Sozinho, Yanaho desceu para as profundezas do castelo com a permissão dos Senshis em guarda. O calabouço era completamente escuro. A escuridão era absorvida pelos de Yanaho, na medida em que se guiava pela reverberação dos protestos da única prisioneira ali:
— Seu, desgraçado! Está fazendo tudo o que esses vermes querem! Espera só até… — Kyoko se aproximou das grades — Quem está aí?
Sacando uma faca com sua espada, Yanaho riscou as duas lâminas, acendendo a tocha na parede oposta à cela. A visão do mirim a fez recuar.
— Sai daqui!
— Eu saio, é só preciso saber de uma coisa — se aproximou da cela — Ele traiu você também?
— Seu amigo de longa data?
— Ele não é meu companheiro, pelo menos não mais.
— Tá se comparando comigo? — empurrou as grades com os braços — Acha que isso nos faz aliados? Faz ideia do que ele… O que Suzaki tirou de você, afinal?!
Yanaho olhou para sua cicatriz na palma da mão por um instante:
— Suzaki e eu fizemos uma promessa há muito tempo atrás, só que desde então o garoto caladão e gentil que conheci desapareceu. Pior, ele também… Quer saber, você não foi a única pessoa que perdeu alguém.
— Oh que peninha — o encarou de canto — seu amigo nunca existiu? Ele era mais do que isso para muita gente para no final ser mais um que usou e descartou a gente. Deve ter aprendido com vocês.
— Então é verdade que Suzaki falou de mim para vocês. Isso tudo foi parte do Rito? Era tudo uma mentira?
— Ele fez mais do que só falar dos vermelhos.
— Do que você tá…
— Ele falou de você para mim, tá? Feliz?
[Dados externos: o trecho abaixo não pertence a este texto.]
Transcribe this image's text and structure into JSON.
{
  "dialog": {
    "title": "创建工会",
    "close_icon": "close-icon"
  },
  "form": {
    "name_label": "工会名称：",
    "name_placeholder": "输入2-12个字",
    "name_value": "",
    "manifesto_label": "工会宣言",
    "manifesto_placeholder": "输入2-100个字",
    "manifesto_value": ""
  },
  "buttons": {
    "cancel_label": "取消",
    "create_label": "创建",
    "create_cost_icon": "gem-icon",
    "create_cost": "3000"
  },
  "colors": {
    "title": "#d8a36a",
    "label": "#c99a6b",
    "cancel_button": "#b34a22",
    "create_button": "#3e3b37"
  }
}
Mas olhando de perto — mediu Yanaho de com os olhos — Deve ter sido mais uma das mentiras dele. “O garoto que sempre se levanta” implorando pela aprovação dele. Isso porque não são mais amigos…
— Não sabe nada sobre mim.
— E você sabe de mim? Já acordou um dia sem saber o que vai comer? Como vai manter sua família viva? Pode vestir essa roupa de guerreiro, mas você ainda é uma criança sem responsabilidade nenhuma, correndo atrás do amiguinho perdido — deu as costas — Eu nunca precisei de ninguém para nada e eu não preciso da sua pena agora.
— Ele me ajudou também.
Kyoko não respondeu. O mirim prosseguiu:
— Isso era tudo parte de alguma missão? Foi assim para você também?
— Eu estava desesperada por remédios — abraçou a si mesma — viajei dias para encontrar só para um Heishi tomar de mim. Ele apareceu foi bem convincente comigo.
— Na última batalha no deserto, Suzaki ajudou a matar meu amigo — Yanaho se apoiou na grade — eu nem posso enterrá-lo. Antes disso, a gente quase matou um ao outro. Eu não sei quem foi o cara que eu conheci. O que ele tirou de você?
— Quando Suzaki chegou em minha vida, eu comecei a acreditar que eu era importante para alguém. Que se eu ficasse do lado dele as coisas poderiam mudar, assim como mudou a situação da minha família. Ele era forte, fazia de tudo, vencia de qualquer um. Eu acho que… ele conseguiu o que queria da gente.
— E o que era? Quando isso mudou?
Kyoko levava a mão ao lado esquerdo de sua face. Antes de se virar, enxugou suas lágrimas:
— Quando os Heishis vieram atrás dele na minha casa! Muitos amigos morreram, mas ele não deu a mínima. Tudo que queria era fazer os Heishis sofrerem. Eu vi ele espancar o próprio irmão bem na minha frente.
— Suzaki nunca me disse que tinha um irmão. Algo deve ter acontecido.
— Você acha? Então por que eu nunca mais vi ele depois disso? Ele voltou para te ver, foi?
— Não, mas eu também não tava na condição de… — Yanaho abaixou a cabeça.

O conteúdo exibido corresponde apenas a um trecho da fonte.